Whether this is a result; a signal; or irrelevant to imminent geological decline I don't know and in fact it doesn't really matter. Right now oil mining in Canada needs an $80/bbl long term price forecast to get a green light for new projects. I mentioned in the Cheap Oil Tipping Point thread that if all the "new" oil being touted from every business page and web site will only be brought on line with a long-term selling price forecast greater than $80/bbl, we may be in a world of hurt if the economy can't pay.
Not only does each new marginal barrel have that $80-$100 price tag, every barrel of old fashioned $40 conventional oil we burn must be replaced with a new $80 barrel too. So not only would the economy not be able to grow, the oil supply it wouldn't be able to compensate for depletion of the remaining cheap oil. So the net effect is "economic peak oil".

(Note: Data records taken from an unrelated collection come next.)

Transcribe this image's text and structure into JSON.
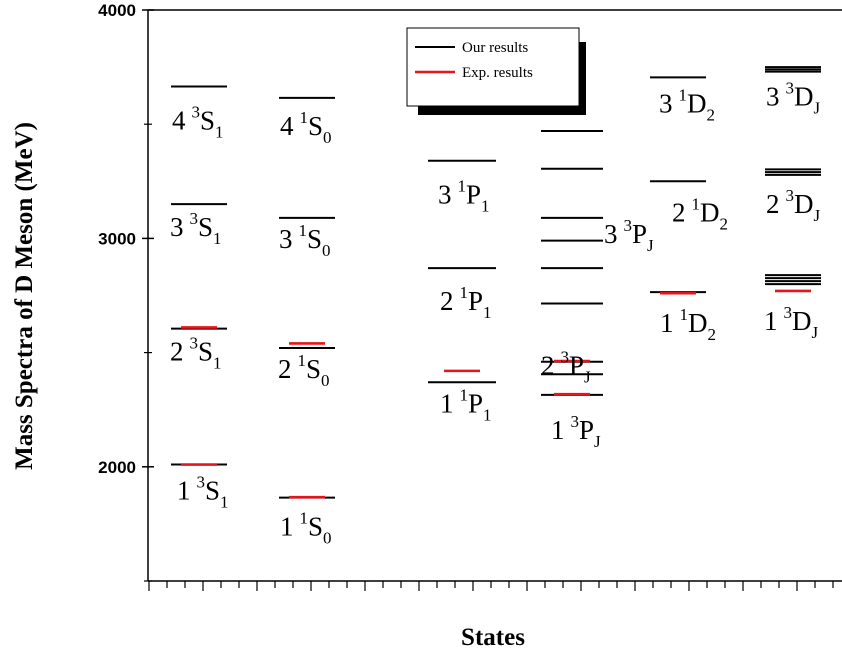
{
  "chart_data": {
    "type": "level-diagram",
    "title": "",
    "xlabel": "States",
    "ylabel": "Mass Spectra of D Meson (MeV)",
    "ylim": [
      1500,
      4000
    ],
    "yticks": [
      2000,
      3000,
      4000
    ],
    "yminor": [
      1500,
      2500,
      3500
    ],
    "grid": false,
    "legend": {
      "position": "top-center",
      "entries": [
        {
          "label": "Our results",
          "color": "#000000"
        },
        {
          "label": "Exp. results",
          "color": "#e8141b"
        }
      ]
    },
    "colors": {
      "our": "#000000",
      "exp": "#e8141b"
    },
    "states": [
      {
        "label": {
          "n": "1",
          "mult": "3",
          "L": "S",
          "J": "1"
        },
        "our": [
          2010
        ],
        "exp": [
          2010
        ]
      },
      {
        "label": {
          "n": "2",
          "mult": "3",
          "L": "S",
          "J": "1"
        },
        "our": [
          2605
        ],
        "exp": [
          2610
        ]
      },
      {
        "label": {
          "n": "3",
          "mult": "3",
          "L": "S",
          "J": "1"
        },
        "our": [
          3150
        ],
        "exp": []
      },
      {
        "label": {
          "n": "4",
          "mult": "3",
          "L": "S",
          "J": "1"
        },
        "our": [
          3665
        ],
        "exp": []
      },
      {
        "label": {
          "n": "1",
          "mult": "1",
          "L": "S",
          "J": "0"
        },
        "our": [
          1865
        ],
        "exp": [
          1867
        ]
      },
      {
        "label": {
          "n": "2",
          "mult": "1",
          "L": "S",
          "J": "0"
        },
        "our": [
          2520
        ],
        "exp": [
          2540
        ]
      },
      {
        "label": {
          "n": "3",
          "mult": "1",
          "L": "S",
          "J": "0"
        },
        "our": [
          3090
        ],
        "exp": []
      },
      {
        "label": {
          "n": "4",
          "mult": "1",
          "L": "S",
          "J": "0"
        },
        "our": [
          3615
        ],
        "exp": []
      },
      {
        "label": {
          "n": "1",
          "mult": "1",
          "L": "P",
          "J": "1"
        },
        "our": [
          2370
        ],
        "exp": [
          2420
        ]
      },
      {
        "label": {
          "n": "2",
          "mult": "1",
          "L": "P",
          "J": "1"
        },
        "our": [
          2870
        ],
        "exp": []
      },
      {
        "label": {
          "n": "3",
          "mult": "1",
          "L": "P",
          "J": "1"
        },
        "our": [
          3340
        ],
        "exp": []
      },
      {
        "label": {
          "n": "1",
          "mult": "3",
          "L": "P",
          "J": "J"
        },
        "our": [
          2315,
          2405,
          2460
        ],
        "exp": [
          2318,
          2463
        ]
      },
      {
        "label": {
          "n": "2",
          "mult": "3",
          "L": "P",
          "J": "J"
        },
        "our": [
          2715,
          2870
        ],
        "exp": []
      },
      {
        "label": {
          "n": "3",
          "mult": "3",
          "L": "P",
          "J": "J"
        },
        "our": [
          2990,
          3090,
          3305,
          3470
        ],
        "exp": []
      },
      {
        "label": {
          "n": "1",
          "mult": "1",
          "L": "D",
          "J": "2"
        },
        "our": [
          2765
        ],
        "exp": [
          2760
        ]
      },
      {
        "label": {
          "n": "2",
          "mult": "1",
          "L": "D",
          "J": "2"
        },
        "our": [
          3250
        ],
        "exp": []
      },
      {
        "label": {
          "n": "3",
          "mult": "1",
          "L": "D",
          "J": "2"
        },
        "our": [
          3705
        ],
        "exp": []
      },
      {
        "label": {
          "n": "1",
          "mult": "3",
          "L": "D",
          "J": "J"
        },
        "our": [
          2800,
          2813,
          2826,
          2839
        ],
        "exp": [
          2770
        ]
      },
      {
        "label": {
          "n": "2",
          "mult": "3",
          "L": "D",
          "J": "J"
        },
        "our": [
          3278,
          3290,
          3302
        ],
        "exp": []
      },
      {
        "label": {
          "n": "3",
          "mult": "3",
          "L": "D",
          "J": "J"
        },
        "our": [
          3730,
          3740,
          3750
        ],
        "exp": []
      }
    ]
  }
}
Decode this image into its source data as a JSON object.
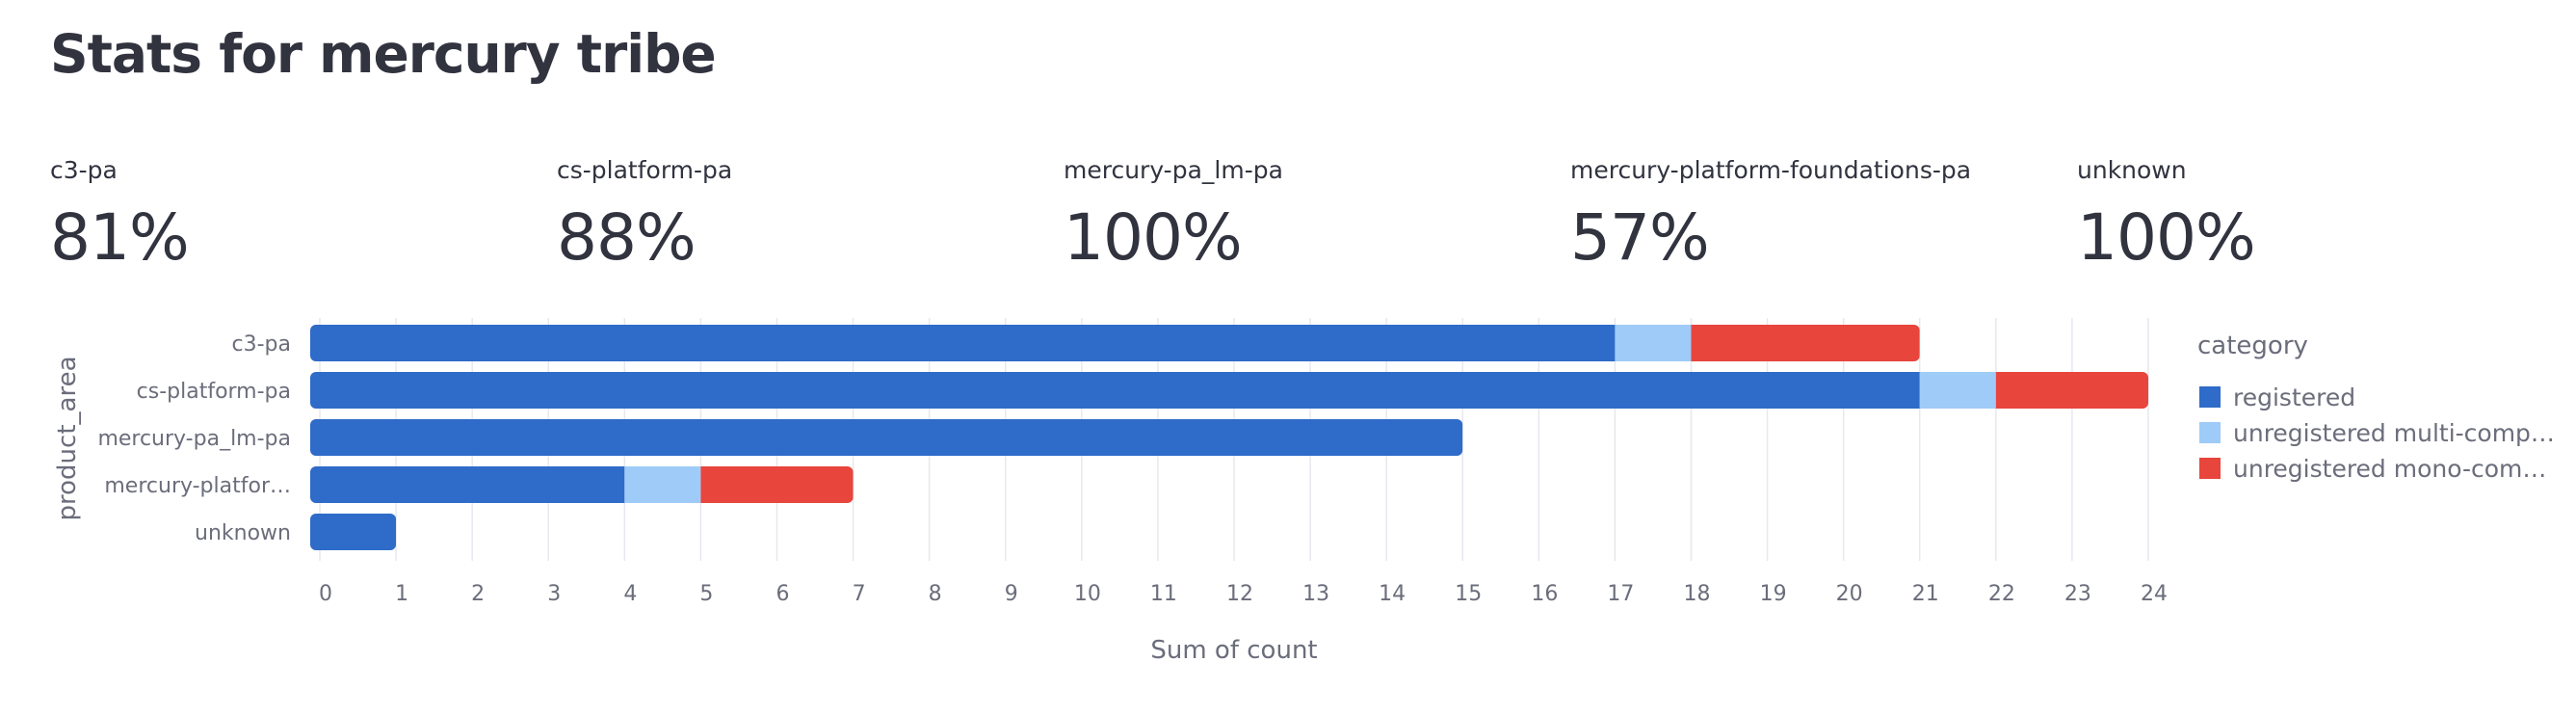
{
  "page": {
    "title": "Stats for mercury tribe"
  },
  "metrics": [
    {
      "label": "c3-pa",
      "value": "81%"
    },
    {
      "label": "cs-platform-pa",
      "value": "88%"
    },
    {
      "label": "mercury-pa_lm-pa",
      "value": "100%"
    },
    {
      "label": "mercury-platform-foundations-pa",
      "value": "57%"
    },
    {
      "label": "unknown",
      "value": "100%"
    }
  ],
  "chart_data": {
    "type": "bar",
    "orientation": "horizontal",
    "stacked": true,
    "categories": [
      "c3-pa",
      "cs-platform-pa",
      "mercury-pa_lm-pa",
      "mercury-platform-foundations-pa",
      "unknown"
    ],
    "category_tick_labels": [
      "c3-pa",
      "cs-platform-pa",
      "mercury-pa_lm-pa",
      "mercury-platfor…",
      "unknown"
    ],
    "series": [
      {
        "name": "registered",
        "legend_label": "registered",
        "color": "#2f6bc8",
        "values": [
          17,
          21,
          15,
          4,
          1
        ]
      },
      {
        "name": "unregistered multi-component",
        "legend_label": "unregistered multi-comp…",
        "color": "#9ecbf8",
        "values": [
          1,
          1,
          0,
          1,
          0
        ]
      },
      {
        "name": "unregistered mono-component",
        "legend_label": "unregistered mono-com…",
        "color": "#e8453c",
        "values": [
          3,
          2,
          0,
          2,
          0
        ]
      }
    ],
    "xlabel": "Sum of count",
    "ylabel": "product_area",
    "xlim": [
      0,
      24
    ],
    "x_ticks": [
      0,
      1,
      2,
      3,
      4,
      5,
      6,
      7,
      8,
      9,
      10,
      11,
      12,
      13,
      14,
      15,
      16,
      17,
      18,
      19,
      20,
      21,
      22,
      23,
      24
    ],
    "grid": true,
    "legend_title": "category",
    "legend_position": "right"
  }
}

What everyone got wrong before was thinking the price of oil would continue to climb without regard to demand. Presumably because we are so addicted we just couldn't or wouldn't stop buying it until we all fell over dead trying to pay $1,000/bbl. What actually happened was demand turned out to be elastic after all, high prices basically shut down the economies that couldn't pay. The resulting "elastic" reaction to $147 crude was a dive to $60/bbl after which the economy snapped back, after a fashion. At any rate, what is happening this time around with the slight disruption of Libya is milder rise and a quicker pull-back (probably because of the WTI glut) but what isn't happening is the big drop in price like in 2009 that gave the economy a little boost, or at least time to recoup.
So it seems to me we are entering The Zone, the end of the wedge, the place where expensive oil, oil-like substances and not-oil-at-all has come to the rescue temporarily but replacing depletion seems difficult going forward, let alone growing supply. The key term of course is expensive. All the business blogs are talking about the huge amounts of oil "recently discovered" and the "new" enabling technologies - of course what they neglect to point out is many of the resources themselves have been known about for decades and the primary new enabling technology is $100 oil.